Some warnings and precautions to be aware of before using this medicine include:
 
  • Desonide cream is a steroid and can cause serious side effects, such as Cushing's syndrome or diabetes. Although this is more likely to occur with oral or injectable steroids, it is still possible with topical steroids, including desonide cream. The more you apply and the longer you use the drug, the more likely these problems are to occur. Covering the medicine with a dressing (which is generally not recommended) may also increase this risk.
 
  • If you use this medication for an extended period of time, it may lead to Cushing's syndrome (a group of symptoms caused by prolonged exposure to steroids). Contact your healthcare provider if you develop signs of this condition, such as:
 
    • A rounded face
    • Unusual body fat distribution (more fat in the trunk, face, and neck, and less fat in the extremities)

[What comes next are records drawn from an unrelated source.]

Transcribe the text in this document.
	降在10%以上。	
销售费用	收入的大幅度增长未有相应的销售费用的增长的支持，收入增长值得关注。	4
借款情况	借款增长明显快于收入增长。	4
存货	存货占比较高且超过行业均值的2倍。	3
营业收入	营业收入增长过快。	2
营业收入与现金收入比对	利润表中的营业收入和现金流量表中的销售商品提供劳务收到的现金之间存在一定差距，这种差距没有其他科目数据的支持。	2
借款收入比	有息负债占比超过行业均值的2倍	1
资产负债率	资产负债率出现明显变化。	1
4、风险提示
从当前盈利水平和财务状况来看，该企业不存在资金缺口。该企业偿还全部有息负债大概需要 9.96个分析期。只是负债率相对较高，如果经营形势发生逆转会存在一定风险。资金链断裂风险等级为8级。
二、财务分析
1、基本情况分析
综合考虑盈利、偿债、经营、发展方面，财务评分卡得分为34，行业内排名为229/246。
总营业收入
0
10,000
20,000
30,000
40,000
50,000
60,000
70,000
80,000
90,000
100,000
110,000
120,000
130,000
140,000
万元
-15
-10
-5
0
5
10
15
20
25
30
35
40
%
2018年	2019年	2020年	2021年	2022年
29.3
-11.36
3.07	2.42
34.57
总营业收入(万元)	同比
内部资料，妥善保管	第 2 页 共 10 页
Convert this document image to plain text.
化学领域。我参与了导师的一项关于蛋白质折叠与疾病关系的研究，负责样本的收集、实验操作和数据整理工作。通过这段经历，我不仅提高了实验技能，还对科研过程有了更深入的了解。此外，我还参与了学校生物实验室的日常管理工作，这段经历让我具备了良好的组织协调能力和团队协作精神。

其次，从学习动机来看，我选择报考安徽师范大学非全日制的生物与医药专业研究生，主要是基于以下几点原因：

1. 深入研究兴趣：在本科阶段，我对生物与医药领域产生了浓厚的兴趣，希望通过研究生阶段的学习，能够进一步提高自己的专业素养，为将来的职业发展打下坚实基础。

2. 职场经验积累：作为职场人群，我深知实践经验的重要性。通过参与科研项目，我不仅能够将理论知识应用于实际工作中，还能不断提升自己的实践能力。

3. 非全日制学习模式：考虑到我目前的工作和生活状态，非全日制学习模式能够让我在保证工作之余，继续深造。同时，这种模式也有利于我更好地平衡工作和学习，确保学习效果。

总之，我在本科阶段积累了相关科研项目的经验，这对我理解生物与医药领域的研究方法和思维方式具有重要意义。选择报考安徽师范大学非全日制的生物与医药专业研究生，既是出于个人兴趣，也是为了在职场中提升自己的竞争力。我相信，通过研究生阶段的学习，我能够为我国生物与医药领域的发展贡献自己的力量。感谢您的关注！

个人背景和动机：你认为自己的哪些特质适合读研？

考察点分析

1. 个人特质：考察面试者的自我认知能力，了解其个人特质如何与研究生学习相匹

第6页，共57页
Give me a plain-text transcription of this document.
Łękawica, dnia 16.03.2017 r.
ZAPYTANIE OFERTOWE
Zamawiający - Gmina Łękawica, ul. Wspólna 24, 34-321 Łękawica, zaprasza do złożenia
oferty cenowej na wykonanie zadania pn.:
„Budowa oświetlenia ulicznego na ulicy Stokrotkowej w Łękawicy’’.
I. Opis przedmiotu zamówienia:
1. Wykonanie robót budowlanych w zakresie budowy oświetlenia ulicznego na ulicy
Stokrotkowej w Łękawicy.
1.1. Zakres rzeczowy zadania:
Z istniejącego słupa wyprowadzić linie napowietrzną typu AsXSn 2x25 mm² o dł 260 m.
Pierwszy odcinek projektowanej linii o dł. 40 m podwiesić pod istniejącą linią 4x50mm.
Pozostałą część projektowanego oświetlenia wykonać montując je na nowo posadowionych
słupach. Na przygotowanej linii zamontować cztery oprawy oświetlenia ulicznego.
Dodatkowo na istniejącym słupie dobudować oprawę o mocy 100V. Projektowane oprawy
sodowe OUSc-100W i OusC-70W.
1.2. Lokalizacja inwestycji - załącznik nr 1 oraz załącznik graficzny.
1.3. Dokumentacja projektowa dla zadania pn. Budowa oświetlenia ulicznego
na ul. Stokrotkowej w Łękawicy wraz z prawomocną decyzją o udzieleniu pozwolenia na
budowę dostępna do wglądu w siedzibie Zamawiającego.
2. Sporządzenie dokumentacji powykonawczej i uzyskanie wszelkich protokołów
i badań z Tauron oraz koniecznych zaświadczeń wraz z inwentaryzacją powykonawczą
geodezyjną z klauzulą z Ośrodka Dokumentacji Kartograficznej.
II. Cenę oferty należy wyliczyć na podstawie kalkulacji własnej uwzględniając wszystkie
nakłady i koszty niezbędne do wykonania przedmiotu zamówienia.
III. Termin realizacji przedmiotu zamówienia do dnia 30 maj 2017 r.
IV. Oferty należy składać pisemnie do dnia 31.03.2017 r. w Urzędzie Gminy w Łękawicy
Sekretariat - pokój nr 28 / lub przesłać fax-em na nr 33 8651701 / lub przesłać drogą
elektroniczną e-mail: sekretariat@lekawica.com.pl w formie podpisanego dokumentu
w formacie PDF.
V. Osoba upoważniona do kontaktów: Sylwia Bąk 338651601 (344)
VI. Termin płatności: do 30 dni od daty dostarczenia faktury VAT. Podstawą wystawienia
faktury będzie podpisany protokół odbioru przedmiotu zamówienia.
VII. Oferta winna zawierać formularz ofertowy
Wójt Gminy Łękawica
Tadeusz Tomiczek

    • High blood sugar levels.
 
  • Desonide cream can suppress the body's ability to make natural steroids. This typically happens when large doses are used over a long period of time. In such circumstances, desonide cream should be stopped gradually, to give your body a chance to begin making its own natural steroids again. If this is not feasible, you might need to take an oral steroid for a while (after which you will slowly be weaned off the oral steroid).
 
  • Like all steroids, desonide cream may slow down the growth rate of children and teenagers. Contact your child's healthcare provider if you are concerned about a slow growth rate in your child. In general, children may be more susceptible to the side effects of steroids. Close monitoring is necessary for any child receiving long-term steroids.
 
 
  • Desonide cream is a pregnancy Category C medication. This means that it may not be safe for use during pregnancy, although the full risks are currently unknown (see DesOwen and Pregnancy).
 
  • It is unknown if desonide cream (when applied on the skin) passes through breast milk. Therefore, if you are breastfeeding or plan to start, discuss this with your healthcare provider before using this product (see DesOwen and Breastfeeding).